Giorgia Patten

Personal information
- Nationality: Australian
- Born: 12 December 1998 (age 27)
- Years active: 2017–

Sport
- Country: Australia
- Sport: Rowing
- Events: Coxless pair, Eight
- Club: West Australian Rowing Club

Achievements and titles
- Olympic finals: Tokyo 2020 W8+
- National finals: Queen's Cup (W8+) 2019–22 Australian Championship W8+ 2021

Medal record
Women's rowing
Representing Australia
World Championships
| Silver medal – second place | 2026 Amsterdam | Coxless four |
U23 World Championships
| Silver medal – second place | 2019 Sarasota-Bradenton | BW2X |

= Giorgia Patten =

Australian rower

Giorgia Patten (born 12 December 1999) is an Australian representative, Olympic and national champion rower. She is a national U23 and senior champion and has placed second at World U23 Championships. She rowed in the Australian women's eight at the Tokyo 2020 Olympics and the Paris 2024 Olympics.

==Club and state rowing==
Patten is a West Australian who took up rowing at school at Perth College. Her senior club rowing has been from the West Australian Rowing Club.
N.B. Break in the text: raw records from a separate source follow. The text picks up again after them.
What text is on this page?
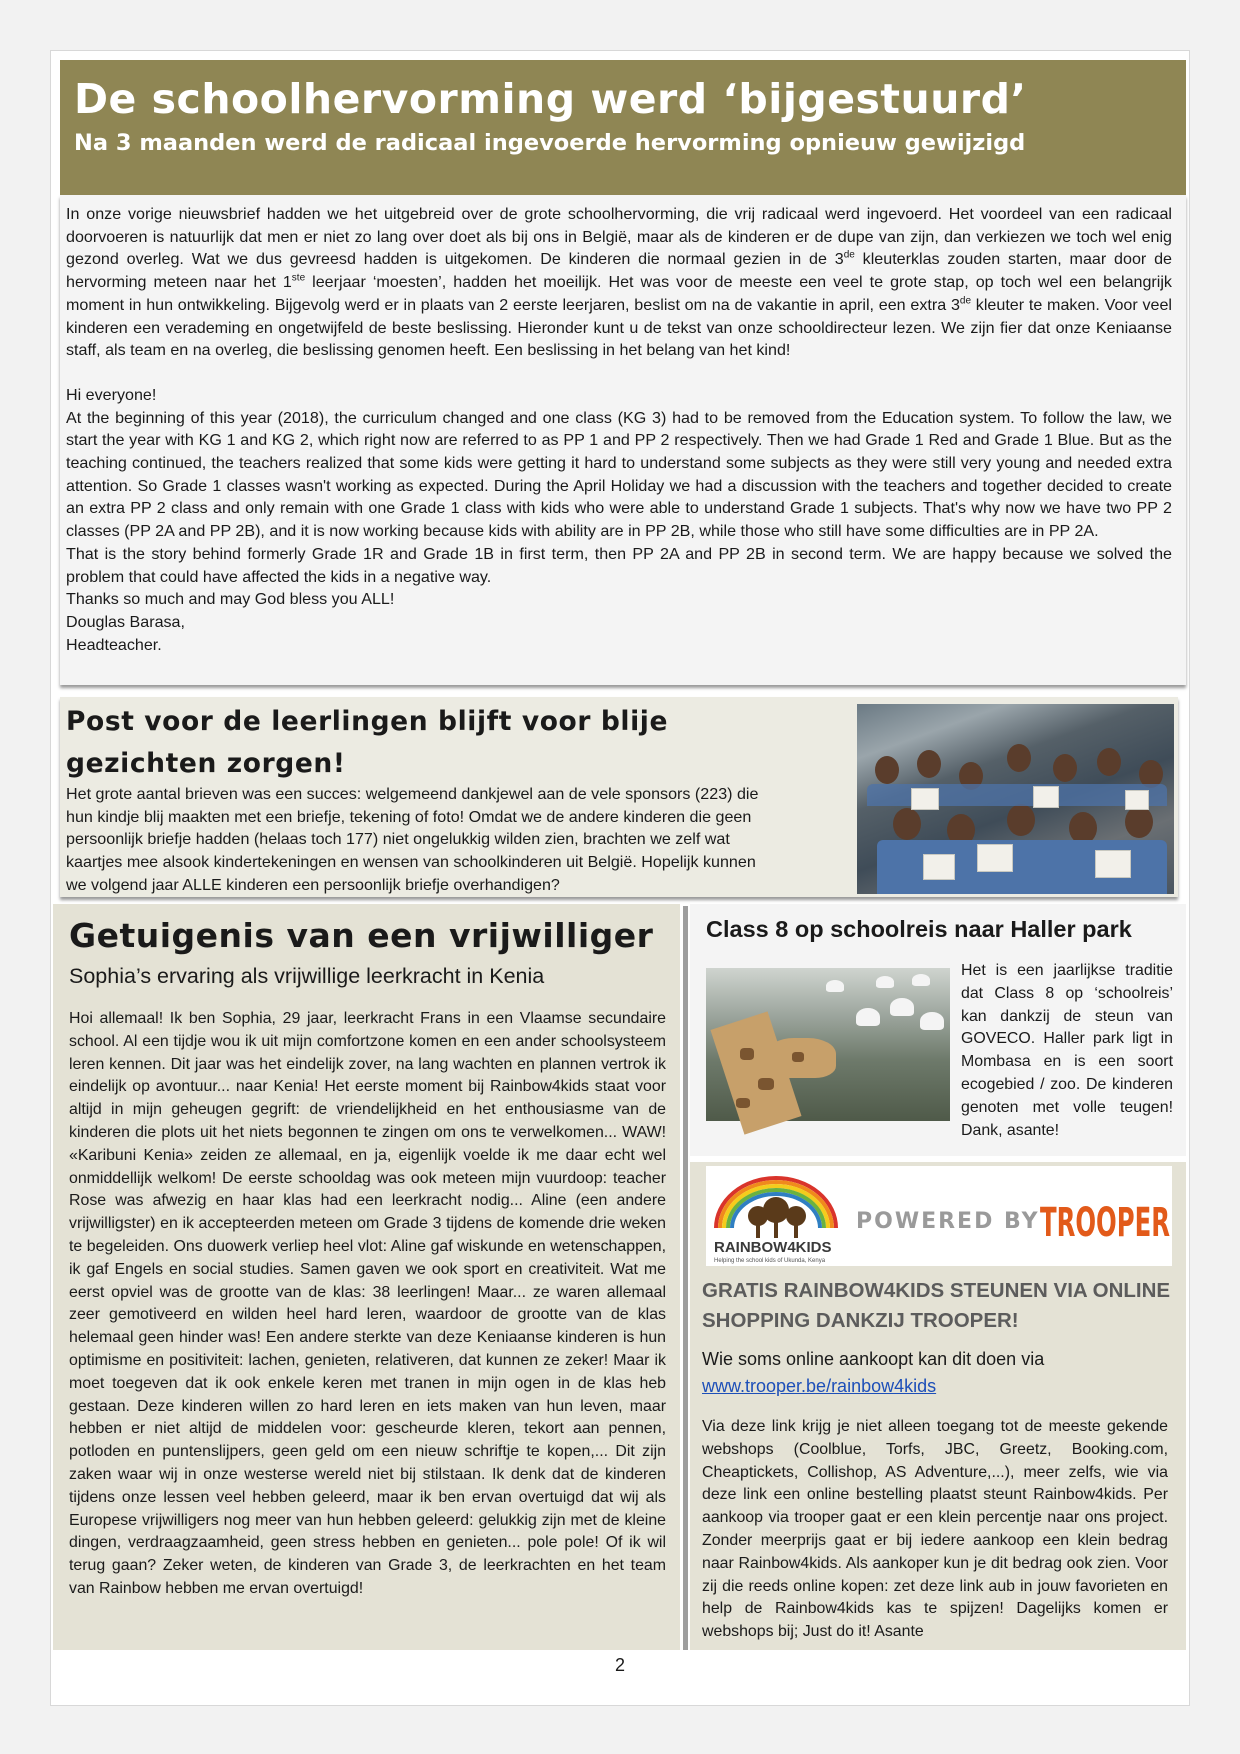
De schoolhervorming werd ‘bijgestuurd’
Na 3 maanden werd de radicaal ingevoerde hervorming opnieuw gewijzigd

In onze vorige nieuwsbrief hadden we het uitgebreid over de grote schoolhervorming, die vrij radicaal werd ingevoerd. Het voordeel van een radicaal doorvoeren is natuurlijk dat men er niet zo lang over doet als bij ons in België, maar als de kinderen er de dupe van zijn, dan verkiezen we toch wel enig gezond overleg. Wat we dus gevreesd hadden is uitgekomen. De kinderen die normaal gezien in de 3de kleuterklas zouden starten, maar door de hervorming meteen naar het 1ste leerjaar ‘moesten’, hadden het moeilijk. Het was voor de meeste een veel te grote stap, op toch wel een belangrijk moment in hun ontwikkeling. Bijgevolg werd er in plaats van 2 eerste leerjaren, beslist om na de vakantie in april, een extra 3de kleuter te maken. Voor veel kinderen een verademing en ongetwijfeld de beste beslissing. Hieronder kunt u de tekst van onze schooldirecteur lezen. We zijn fier dat onze Keniaanse staff, als team en na overleg, die beslissing genomen heeft. Een beslissing in het belang van het kind!

Hi everyone!

At the beginning of this year (2018), the curriculum changed and one class (KG 3) had to be removed from the Education system. To follow the law, we start the year with KG 1 and KG 2, which right now are referred to as PP 1 and PP 2 respectively. Then we had Grade 1 Red and Grade 1 Blue. But as the teaching continued, the teachers realized that some kids were getting it hard to understand some subjects as they were still very young and needed extra attention. So Grade 1 classes wasn't working as expected. During the April Holiday we had a discussion with the teachers and together decided to create an extra PP 2 class and only remain with one Grade 1 class with kids who were able to understand Grade 1 subjects. That's why now we have two PP 2 classes (PP 2A and PP 2B), and it is now working because kids with ability are in PP 2B, while those who still have some difficulties are in PP 2A.

That is the story behind formerly Grade 1R and Grade 1B in first term, then PP 2A and PP 2B in second term. We are happy because we solved the problem that could have affected the kids in a negative way.

Thanks so much and may God bless you ALL!

Douglas Barasa,

Headteacher.

Post voor de leerlingen blijft voor blije gezichten zorgen!

Het grote aantal brieven was een succes: welgemeend dankjewel aan de vele sponsors (223) die hun kindje blij maakten met een briefje, tekening of foto! Omdat we de andere kinderen die geen persoonlijk briefje hadden (helaas toch 177) niet ongelukkig wilden zien, brachten we zelf wat kaartjes mee alsook kindertekeningen en wensen van schoolkinderen uit België. Hopelijk kunnen we volgend jaar ALLE kinderen een persoonlijk briefje overhandigen?

Getuigenis van een vrijwilliger
Sophia’s ervaring als vrijwillige leerkracht in Kenia

Hoi allemaal! Ik ben Sophia, 29 jaar, leerkracht Frans in een Vlaamse secundaire school. Al een tijdje wou ik uit mijn comfortzone komen en een ander schoolsysteem leren kennen. Dit jaar was het eindelijk zover, na lang wachten en plannen vertrok ik eindelijk op avontuur... naar Kenia! Het eerste moment bij Rainbow4kids staat voor altijd in mijn geheugen gegrift: de vriendelijkheid en het enthousiasme van de kinderen die plots uit het niets begonnen te zingen om ons te verwelkomen... WAW! «Karibuni Kenia» zeiden ze allemaal, en ja, eigenlijk voelde ik me daar echt wel onmiddellijk welkom! De eerste schooldag was ook meteen mijn vuurdoop: teacher Rose was afwezig en haar klas had een leerkracht nodig... Aline (een andere vrijwilligster) en ik accepteerden meteen om Grade 3 tijdens de komende drie weken te begeleiden. Ons duowerk verliep heel vlot: Aline gaf wiskunde en wetenschappen, ik gaf Engels en social studies. Samen gaven we ook sport en creativiteit. Wat me eerst opviel was de grootte van de klas: 38 leerlingen! Maar... ze waren allemaal zeer gemotiveerd en wilden heel hard leren, waardoor de grootte van de klas helemaal geen hinder was! Een andere sterkte van deze Keniaanse kinderen is hun optimisme en positiviteit: lachen, genieten, relativeren, dat kunnen ze zeker! Maar ik moet toegeven dat ik ook enkele keren met tranen in mijn ogen in de klas heb gestaan. Deze kinderen willen zo hard leren en iets maken van hun leven, maar hebben er niet altijd de middelen voor: gescheurde kleren, tekort aan pennen, potloden en puntenslijpers, geen geld om een nieuw schriftje te kopen,... Dit zijn zaken waar wij in onze westerse wereld niet bij stilstaan. Ik denk dat de kinderen tijdens onze lessen veel hebben geleerd, maar ik ben ervan overtuigd dat wij als Europese vrijwilligers nog meer van hun hebben geleerd: gelukkig zijn met de kleine dingen, verdraagzaamheid, geen stress hebben en genieten... pole pole! Of ik wil terug gaan? Zeker weten, de kinderen van Grade 3, de leerkrachten en het team van Rainbow hebben me ervan overtuigd!

Class 8 op schoolreis naar Haller park

Het is een jaarlijkse traditie dat Class 8 op ‘schoolreis’ kan dankzij de steun van GOVECO. Haller park ligt in Mombasa en is een soort ecogebied / zoo. De kinderen genoten met volle teugen! Dank, asante!

GRATIS RAINBOW4KIDS STEUNEN VIA ONLINE SHOPPING DANKZIJ TROOPER!

Wie soms online aankoopt kan dit doen via
www.trooper.be/rainbow4kids

Via deze link krijg je niet alleen toegang tot de meeste gekende webshops (Coolblue, Torfs, JBC, Greetz, Booking.com, Cheaptickets, Collishop, AS Adventure,...), meer zelfs, wie via deze link een online bestelling plaatst steunt Rainbow4kids. Per aankoop via trooper gaat er een klein percentje naar ons project. Zonder meerprijs gaat er bij iedere aankoop een klein bedrag naar Rainbow4kids. Als aankoper kun je dit bedrag ook zien. Voor zij die reeds online kopen: zet deze link aub in jouw favorieten en help de Rainbow4kids kas te spijzen! Dagelijks komen er webshops bij; Just do it! Asante

RAINBOW4KIDS
Helping the school kids of Ukunda, Kenya
POWERED BY TROOPER
2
Her state representative debut for Western Australia came in the 2017 youth eight which contested the Bicentennial Cup at the Interstate Regatta within the Australian Rowing Championships. She again rowed in the West Australian youth eight in 2018. She made Western Australia's senior women's eight in 2019 and contested the Queen's Cup at the Interstate Regatta for WA in 2019, 2021, 2022 and 2023. In 2021 she stroked the West Australian women's eight.

In 2019 she contested all three national sculling titles in the U23 age division in her campaign for selection for the U23 World Championships. She won the double-scull U23 national title with Harriet Hudson. In 2021 in a National Training Centre eight she won the open women's eight title at the Australian Championships. That year she also contested the open women's pair and the women's coxless four titles.

==International representative rowing==
Patten made her Australian representative debut in the coxless pair with fellow West Australian Bronwyn Cox in 2018. They rowed to a sixth placing at the World Rowing Cup III in Lucerne and then took the pair to the 2018 World Rowing U23 Championships in Poznan and finished in fifth place.

In 2019 Patten teamed up with Harriet Hudson and Hudson came to Perth where they trained under Western Australian coach Rhett Ayliffe. They were selected to row Australia's double-scull at the U23 World Championships in Sarasota-Bradenton where they won a silver medal behind Greece.

By the time of national team selections for the delayed Tokyo Olympics, Patten had forced her way into the Australian women's eight, which had qualified for the Olympics on its 2019 international performances.

At the Tokyo 2020 Olympics the Australian women's eight were placed third in their heat, fourth in the repechage and fifth in the Olympic A final.
Had they managed to maintain their time of 5:57:15 that they achieved in their repechage they would have beaten the winners, Canada, by nearly two seconds and won the gold medal.

Patten was selected in the Australian women's sweep squad to prepare for the 2022 international season and the 2022 World Rowing Championships. She rowed in the six seat of the Australian women's eight at the World Rowing Cup II in Poznan to a third placing and at the WRC III in Lucerne to a gold medal. At the 2022 World Rowing Championships at Racize, Patten was in the six seat of the Australian women's eight. They made the A final and finished in fifth place.

In 2023 Patten was selected to join the two-time world champion trio of Sarah Hawe, Katrina Werry and Lucy Stephan in the Australian women's coxless four for the 2023 international season. At the Rowing World Cup II in Varese, Italy they raced as Australia's W4- entrant. They made the A final and won a bronze medal. At 2023's RWC III in Lucerne, that unchanged four again raced the W4-. In the A final they led through to the 1800m mark but were overrun by Romania and finished with the silver medal. Their two medal wins at RWC II and III won them the 2023 RWC points score trophy for the W4-. That crew was selected intact as Australia's coxless four for the 2023 World Rowing Championships in Belgrade Serbia. They placed second in their heat. They placed 3rd in the A/B semi-final at which point they qualified an Australian W4- boat for the 2024 Paris Olympics. In the A final the four finished fifth, giving them a fifth place world ranking from the regatta.

Giorgia was selected to the Australia Women's Eight for the 2024 Paris Olympic Games. The crew placed second in their Heat in the third fastest qualifying time (6:18.61) but booked a spot in the repechage two days later. They were third in the Rep, with the USA and Canada getting their bows in front but beating Italy and Denmark to secure their A Final spot. In the A Final, eventual winners Romania dominated the race and the Australian crew finished fourth - the best result for an Australian Women's Eight in Olympic history, and just 1.2 seconds back from Bronze medalists, Great Britain.